His Honour did consider each of these matters, and did
not err in his approach. He was not bound to give one matter more weight than
another, and was correspondingly entitled to place significant weight on the
wife’s failure to establish a reasonable explanation
for her failure to
appear or to participate in the proceedings.
- The
arguable case consideration might have been established by contrary evidence in
the wife’s material. That his Honour did
not hear submissions on this did
not prevent him from properly considering the point. The onus was on the wife to
provide evidence,
which she failed to do. No amount of submissions could have
overcome the absence of evidence from the wife.
- The
evidence which formed the basis of the add-back, the only genuinely
controversial matter in the updated response/orders sought
by the husband, was
from the wife’s own bank accounts, which had to be obtained under subpoena
because of her own non-compliance.
The wife gave no explanation for that
expenditure in her affidavit in support seeking to set aside the orders.
- It
was not apparent on the material before his Honour, what alternative orders or
distribution the wife sought, or would seek if successful
in her application to
set aside. Nor was it suggested in her material before the Federal Magistrate or
before us on appeal that the
80/20 distribution was incorrect or manifestly
unjust.
- In
these circumstances, His Honour could not have made, even with further oral
submissions, a determination that the wife might obtain
a different result,
which the High Court expressed in Allesch v Maunz to be in effect a
condition to the exercise of the discretion. He did, as was required of him,
have regard to the issue. Accordingly,
there can be no appealable error.
- The
issue of prejudice to the husband was not addressed at all by the wife.

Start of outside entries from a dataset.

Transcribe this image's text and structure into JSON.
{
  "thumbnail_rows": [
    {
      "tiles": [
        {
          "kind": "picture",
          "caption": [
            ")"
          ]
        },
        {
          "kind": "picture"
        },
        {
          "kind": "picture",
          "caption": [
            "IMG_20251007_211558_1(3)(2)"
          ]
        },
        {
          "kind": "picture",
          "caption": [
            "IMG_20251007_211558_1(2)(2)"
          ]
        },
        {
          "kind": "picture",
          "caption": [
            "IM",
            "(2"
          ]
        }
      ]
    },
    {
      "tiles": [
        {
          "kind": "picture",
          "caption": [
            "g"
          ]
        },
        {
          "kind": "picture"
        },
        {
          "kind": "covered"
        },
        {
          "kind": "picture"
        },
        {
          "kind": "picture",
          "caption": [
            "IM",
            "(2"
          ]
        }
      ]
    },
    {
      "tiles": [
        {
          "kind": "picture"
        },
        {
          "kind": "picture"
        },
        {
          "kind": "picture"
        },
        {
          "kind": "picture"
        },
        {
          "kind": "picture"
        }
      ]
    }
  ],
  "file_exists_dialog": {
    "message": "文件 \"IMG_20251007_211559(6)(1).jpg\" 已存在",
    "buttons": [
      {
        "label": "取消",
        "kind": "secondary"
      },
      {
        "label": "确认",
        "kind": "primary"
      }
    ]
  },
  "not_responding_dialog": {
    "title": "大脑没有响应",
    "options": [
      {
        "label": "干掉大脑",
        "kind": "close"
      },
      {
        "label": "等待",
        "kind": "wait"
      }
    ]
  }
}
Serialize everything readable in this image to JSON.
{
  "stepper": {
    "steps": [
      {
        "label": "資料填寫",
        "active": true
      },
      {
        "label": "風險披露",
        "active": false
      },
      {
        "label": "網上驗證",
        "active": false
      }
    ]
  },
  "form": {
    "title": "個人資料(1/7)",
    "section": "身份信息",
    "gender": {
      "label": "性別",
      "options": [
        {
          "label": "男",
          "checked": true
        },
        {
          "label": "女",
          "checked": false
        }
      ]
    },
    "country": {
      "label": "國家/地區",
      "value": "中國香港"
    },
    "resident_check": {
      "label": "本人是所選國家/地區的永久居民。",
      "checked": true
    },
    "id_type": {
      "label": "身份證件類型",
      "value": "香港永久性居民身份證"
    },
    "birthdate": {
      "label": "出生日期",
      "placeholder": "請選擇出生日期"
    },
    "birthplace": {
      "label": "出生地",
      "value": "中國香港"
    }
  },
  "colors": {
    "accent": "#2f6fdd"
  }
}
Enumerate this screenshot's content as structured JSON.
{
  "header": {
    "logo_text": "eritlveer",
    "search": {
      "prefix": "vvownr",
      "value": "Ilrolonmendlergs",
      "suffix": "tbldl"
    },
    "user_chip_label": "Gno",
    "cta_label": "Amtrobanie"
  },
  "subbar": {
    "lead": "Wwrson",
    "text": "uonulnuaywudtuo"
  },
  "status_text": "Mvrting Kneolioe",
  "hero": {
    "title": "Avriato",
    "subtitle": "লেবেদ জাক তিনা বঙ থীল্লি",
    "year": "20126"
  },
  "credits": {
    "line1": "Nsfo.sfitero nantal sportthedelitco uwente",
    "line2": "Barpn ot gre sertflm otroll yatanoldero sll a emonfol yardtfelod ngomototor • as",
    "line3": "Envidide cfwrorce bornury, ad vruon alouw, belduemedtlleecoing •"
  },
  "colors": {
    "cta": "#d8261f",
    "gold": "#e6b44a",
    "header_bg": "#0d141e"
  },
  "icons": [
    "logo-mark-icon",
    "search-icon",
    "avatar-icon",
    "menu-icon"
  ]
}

In the
absence of evidence or argument from her, his Honour’s
finding that the
prejudice to the husband was significant and could not be sufficiently addressed
by costs, was entirely justified
in the circumstances of this
case.
COSTS
- As
is usual, at the conclusion of the hearing we requested submissions from counsel
as to costs.
- Having
regard to the provisions of s 117(2A) of the Family Law Act 1975 (Cth),
namely the wife’s conduct in relation to the proceedings, that proceedings
were necessitated by her failure to comply
with previous orders of the Court,
and that she has been wholly unsuccessful, I am satisfied that the discretion to
order costs ought
be exercised.
MURPHY J
- I
have read the reasons of May J and agree with them and with the orders her
Honour proposes.
KENT J
- I
agree with the reasons for judgment of May J and the orders proposed by her
Honour.
I certify that the preceding ninety-nine (99) paragraphs are a
true copy of the reasons for judgment of the Honourable Full Court
(May, Murphy
and Kent JJ) delivered on 22 March 2013.